Pourquoi parle-t-on d’un triangle sensoriel… et pas d’un pentagone ?
On nous répète depuis l’école primaire que l’être humain possède cinq sens : la vue, l’ouïe, l’odorat, le toucher et le goût. Alors forcément, quand on parle de triangle sensoriel, certains pourraient se demander si deux d’entre eux se sont perdus en chemin. La réponse ? Pas vraiment. Mais on vous explique tout.
Dans un espace commercial, une marque peut influencer énormément de choses… mais elle ne peut pas tout contrôler. Le goût dépend du produit consommé et le toucher, de l’objet manipulé. En revanche, trois sens peuvent être mis en scène dès l’entrée dans un lieu à travers :
ce que le client voit,
ce qu’il entend,
et ce qu’il sent.
Trois dimensions qui composent une sorte de triangle invisible, un équilibre subtil entre lumière, ambiance sonore et atmosphère olfactive.
Dans l’univers du commerce physique, l’expérience commence bien avant de toucher un produit ou de goûter quoi que ce soit, elle débute au moment précis où l’on franchit la porte d’un lieu.
Et c’est exactement là que le triangle sensoriel entre en jeu.
Le cerveau ne sépare pas les sens… il les mélange
À ce stade, vous pourriez vous dire : « très bien… mais mes clients ne viennent pas dans mon magasin pour analyser la lumière, écouter la musique ou sentir l’air ambiant ».
Et bien, dans un sens (sans jeu de mot), vous n’avez pas complétement tort. Vos clients ne viennent pas pour ça mais leur cerveau, lui, n’a absolument pas attendu leur autorisation pour le faire. Oui, contrairement à ce que l’on imagine souvent, nos sens ne fonctionnent pas chacun dans leur coin. La vue ne travaille pas pendant que l’odorat attend son tour et que l’ouïe prend des notes. En effet, notre cerveau préfère une approche beaucoup plus efficace : il mélange tout.
Les neurosciences parlent de perception multisensorielle : une manière élégante de dire que notre cerveau assemble en permanence toutes les informations sensorielles pour construire une impression globale d’un lieu (Stein & Stanford, 2008, Multisensory Integration: Current Issues from the Perspective of the Single Neuron, Journal of Neurophysiology).
Si ces mécanismes vous intriguent, vous pouvez d’ailleurs aller jeter un œil à notre article consacré à ce sujet : « Temps perçu en neurosciences. Comment le ressentons-nous ? », qui explore la manière dont notre cerveau interprète les stimuli sensoriels… et même le passage du temps.

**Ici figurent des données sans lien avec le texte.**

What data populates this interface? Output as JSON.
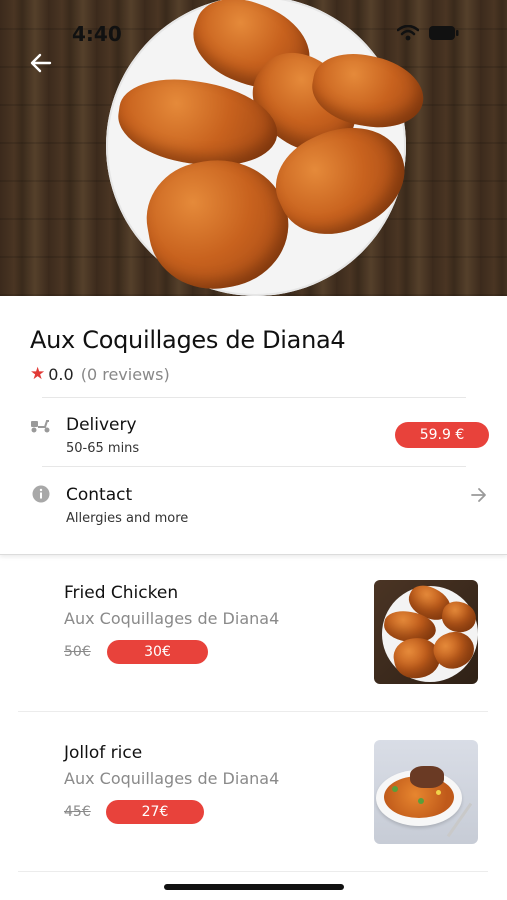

On peut donc avancer sans rougir qu’une ambiance ne se voit pas seulement, mais elle se ressent, à travers une lumière chaude, une musique douce et une légère odeur boisée.
Nous sommes prêts à parier qu’en lisant ces dernières lignes, sans même y penser, votre cerveau a déjà commencé à construire une histoire : un endroit chaleureux, calme, presque familier. C’est ce qu’il s’est passé?
Maintenant, changez un seul élément (par exemple une lumière froide comme celles des supermarchés) et soudain quelque chose ne colle plus.
Votre cerveau ne sait pas forcément expliquer pourquoi… mais il a senti immédiatement que l’équilibre n’était plus le même.
La vue : le sens qui capte l’attention en premier
Commençons par le plus évident : la vue.

Avant même d’entendre la musique d’un magasin ou de sentir son parfum d’ambiance, nos yeux ont déjà fait une bonne partie du travail. Vitrine, éclairage, couleurs, organisation de l’espace… tout est analysé en quelques secondes.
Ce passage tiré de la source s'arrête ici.